Dimensionality reduction by unsupervised regression

• Published in: 2008 IEEE Conference on Computer Vision and Pattern Recognition pp. 1 - 8
• Main Authors: Carreira-Perpinan, M.A., Zhengdong Lu
• Format: Conference Proceeding
• Language: English
• Published: IEEE 01.06.2008
• Subjects: Backpropagation; Laplace equations; Learning systems; Maximum likelihood estimation; Neural networks; Parameter estimation; Principal component analysis; Prototypes; Spirals
• ISBN: 9781424422425; 1424422426
• ISSN: 1063-6919
• DOI: 10.1109/CVPR.2008.4587666

We consider the problem of dimensionality reduction, where given high-dimensional data we want to estimate two mappings: from high to low dimension (dimensionality reduction) and from low to high dimension (reconstruction). We adopt an unsupervised regression point of view by introducing the unknown low-dimensional coordinates of the data as parameters, and formulate a regularised objective functional of the mappings and low-dimensional coordinates.
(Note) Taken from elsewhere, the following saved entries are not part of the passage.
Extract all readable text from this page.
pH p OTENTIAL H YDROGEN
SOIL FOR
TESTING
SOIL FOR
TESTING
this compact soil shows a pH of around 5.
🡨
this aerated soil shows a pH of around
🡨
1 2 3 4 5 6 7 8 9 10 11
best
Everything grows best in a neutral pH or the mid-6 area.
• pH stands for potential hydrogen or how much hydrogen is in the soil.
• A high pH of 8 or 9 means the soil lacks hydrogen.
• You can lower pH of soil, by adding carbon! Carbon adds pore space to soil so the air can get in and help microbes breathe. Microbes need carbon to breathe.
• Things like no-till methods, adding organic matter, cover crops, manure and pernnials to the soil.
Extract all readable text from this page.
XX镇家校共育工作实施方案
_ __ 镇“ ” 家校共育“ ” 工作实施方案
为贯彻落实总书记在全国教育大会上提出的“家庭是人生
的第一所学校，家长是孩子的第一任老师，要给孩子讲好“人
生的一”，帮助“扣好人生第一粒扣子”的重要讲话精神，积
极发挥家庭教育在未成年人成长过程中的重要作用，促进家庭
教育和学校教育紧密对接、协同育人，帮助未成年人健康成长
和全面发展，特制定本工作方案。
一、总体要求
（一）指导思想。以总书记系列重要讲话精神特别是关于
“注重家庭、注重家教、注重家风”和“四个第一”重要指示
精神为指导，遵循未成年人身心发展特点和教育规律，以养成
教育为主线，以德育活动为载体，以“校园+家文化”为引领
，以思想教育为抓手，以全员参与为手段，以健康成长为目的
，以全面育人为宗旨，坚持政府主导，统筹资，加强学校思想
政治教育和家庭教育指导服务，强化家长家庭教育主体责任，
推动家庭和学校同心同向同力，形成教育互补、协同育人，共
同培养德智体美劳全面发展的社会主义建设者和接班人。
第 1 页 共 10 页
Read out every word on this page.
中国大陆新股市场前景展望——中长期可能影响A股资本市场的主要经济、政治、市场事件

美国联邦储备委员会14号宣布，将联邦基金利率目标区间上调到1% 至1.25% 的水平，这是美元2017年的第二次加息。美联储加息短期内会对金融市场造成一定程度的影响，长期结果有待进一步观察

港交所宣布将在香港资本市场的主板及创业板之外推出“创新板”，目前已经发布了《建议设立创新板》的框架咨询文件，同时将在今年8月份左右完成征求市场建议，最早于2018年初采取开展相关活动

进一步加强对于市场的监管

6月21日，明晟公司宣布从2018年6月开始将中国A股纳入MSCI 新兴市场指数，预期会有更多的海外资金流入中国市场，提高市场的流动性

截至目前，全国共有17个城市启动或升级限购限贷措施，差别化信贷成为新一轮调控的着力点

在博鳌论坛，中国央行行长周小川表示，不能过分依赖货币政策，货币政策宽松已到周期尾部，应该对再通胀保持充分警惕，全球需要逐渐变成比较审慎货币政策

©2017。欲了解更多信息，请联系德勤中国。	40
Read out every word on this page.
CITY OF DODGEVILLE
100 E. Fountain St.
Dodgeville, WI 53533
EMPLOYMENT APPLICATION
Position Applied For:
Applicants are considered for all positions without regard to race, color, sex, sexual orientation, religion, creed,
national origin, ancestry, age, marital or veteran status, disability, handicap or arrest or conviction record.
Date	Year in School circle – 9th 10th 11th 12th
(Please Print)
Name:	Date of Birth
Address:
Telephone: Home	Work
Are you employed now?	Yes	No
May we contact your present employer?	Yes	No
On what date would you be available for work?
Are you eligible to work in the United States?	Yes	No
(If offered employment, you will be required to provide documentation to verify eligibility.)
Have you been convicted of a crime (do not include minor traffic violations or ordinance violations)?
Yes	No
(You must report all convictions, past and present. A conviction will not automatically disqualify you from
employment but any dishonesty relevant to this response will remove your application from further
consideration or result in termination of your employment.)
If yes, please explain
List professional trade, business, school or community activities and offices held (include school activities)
Alternating minimisation of this functional is straightforward: for fixed low-dimensional coordinates, the mappings have a unique solution; and for fixed mappings, the coordinates can be obtained by finite-dimensional non-linear minimisation. Besides, the coordinates can be initialised to the output of a spectral method such as Laplacian eigenmaps. The model generalises PCA and several recent methods that learn one of the two mappings but not both; and, unlike spectral methods, our model provides out-of-sample mappings by construction. Experiments with toy and real-world problems show that the model is able to learn mappings for convoluted manifolds, avoiding bad local optima that plague other methods.